Thüringische Landeszeitung: Kommentar zur Großen Koalition

Die Mitglieder der SPD hätten mit dem Klammerbeutel
gepudert sein müssen, um ein unerwartetes Nachwahl-Geschenk wie den
sozialdemokratisch dominierten Koalitionsvertrag abzulehnen. Ihr
Vorsitzender Sigmar Gabriel hätte zurücktreten müssen, in den
Meinungsumfragen wäre es für die Traditionspartei noch weiter steil
bergab gegangen. Jetzt wird die Große Koalition zum großen Los für
die SPD, und für Gabriel ist sie der Anlauf zur Kanzlerschaft. Die
Union täuscht sich, falls sie nun, nach dem Räumen vieler
bürgerlicher Politik-Positionen auf vier Jahre ruhiges Koalieren
hofft. Im Doppelspiel mit den sozialdemokratisch geführten
Landesregierungen wird der Bundesrat zum Instrument Gabriels, die
Union inhaltlich weiter vor sich her zu treiben. Die überlegene
Medienpräsenz des kleinen Koalitionspartners wird ein Übriges tun.

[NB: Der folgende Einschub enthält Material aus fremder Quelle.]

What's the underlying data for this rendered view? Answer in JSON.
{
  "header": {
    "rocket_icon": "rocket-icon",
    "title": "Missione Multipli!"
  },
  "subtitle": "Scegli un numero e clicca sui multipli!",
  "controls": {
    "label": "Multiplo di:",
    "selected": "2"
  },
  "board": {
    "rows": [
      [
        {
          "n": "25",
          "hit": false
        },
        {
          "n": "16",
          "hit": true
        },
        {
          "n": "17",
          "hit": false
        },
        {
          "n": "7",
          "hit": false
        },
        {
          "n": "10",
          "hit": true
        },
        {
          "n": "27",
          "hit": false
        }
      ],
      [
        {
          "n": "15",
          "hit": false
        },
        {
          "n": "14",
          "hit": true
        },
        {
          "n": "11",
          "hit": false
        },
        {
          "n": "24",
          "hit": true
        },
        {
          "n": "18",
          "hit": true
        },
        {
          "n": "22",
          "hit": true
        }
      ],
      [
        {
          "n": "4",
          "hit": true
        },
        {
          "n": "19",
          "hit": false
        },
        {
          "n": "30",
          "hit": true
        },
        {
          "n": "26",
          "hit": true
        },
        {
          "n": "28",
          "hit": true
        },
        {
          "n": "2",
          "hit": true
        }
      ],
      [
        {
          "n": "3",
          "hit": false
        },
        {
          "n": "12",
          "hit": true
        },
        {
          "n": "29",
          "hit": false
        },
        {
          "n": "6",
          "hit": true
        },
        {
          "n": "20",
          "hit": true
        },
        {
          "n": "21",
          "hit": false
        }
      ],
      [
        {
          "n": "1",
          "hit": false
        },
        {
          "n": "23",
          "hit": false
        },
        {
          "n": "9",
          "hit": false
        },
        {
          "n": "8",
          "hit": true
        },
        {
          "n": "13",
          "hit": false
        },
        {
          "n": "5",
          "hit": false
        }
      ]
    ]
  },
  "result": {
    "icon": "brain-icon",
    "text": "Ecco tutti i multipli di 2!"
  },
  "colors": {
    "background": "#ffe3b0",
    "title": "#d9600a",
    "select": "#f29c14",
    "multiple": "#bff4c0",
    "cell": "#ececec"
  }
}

Die koalitionsinterne Dominanz setzt sich bei der Verteilung der
Ministerposten fort. Größter Verlierer ist Seehofers CSU, die mit dem
Innenministerium ihr einziges Schlüsselressort verliert. Die CDU
besetzt unverhältnismäßig wenige Ministerposten und die SPD hat es
geschafft, besonders die Ministerien zu ergattern, die viel
Gestaltungsmöglichkeiten bieten. Dass mit Manuela Schwesig jemand
Familienministerin wird, der staatlichen Einfluss auf Familie und
Erziehung ausbauen will, kann nur bedeuten, dass Kanzlerin Merkel
einen weiteren Grundpfeiler christdemokratischer Politik opfert.

Und was bedeutet all das für Thüringen im kommenden Wahljahr?
Linke, Grüne und Liberale können sich besser profilieren. CDU und SPD
werden für Gelingen und Versagen der Großen Koalition in Mithaftung
genommen. Und für glaskugelbasierte Koalitionsspekulationen bedeutet
es absolut nichts. Ebenso für den Bestand der Erfurter
Nudelholz-Koalition. Alles bleibt möglich in Thüringen.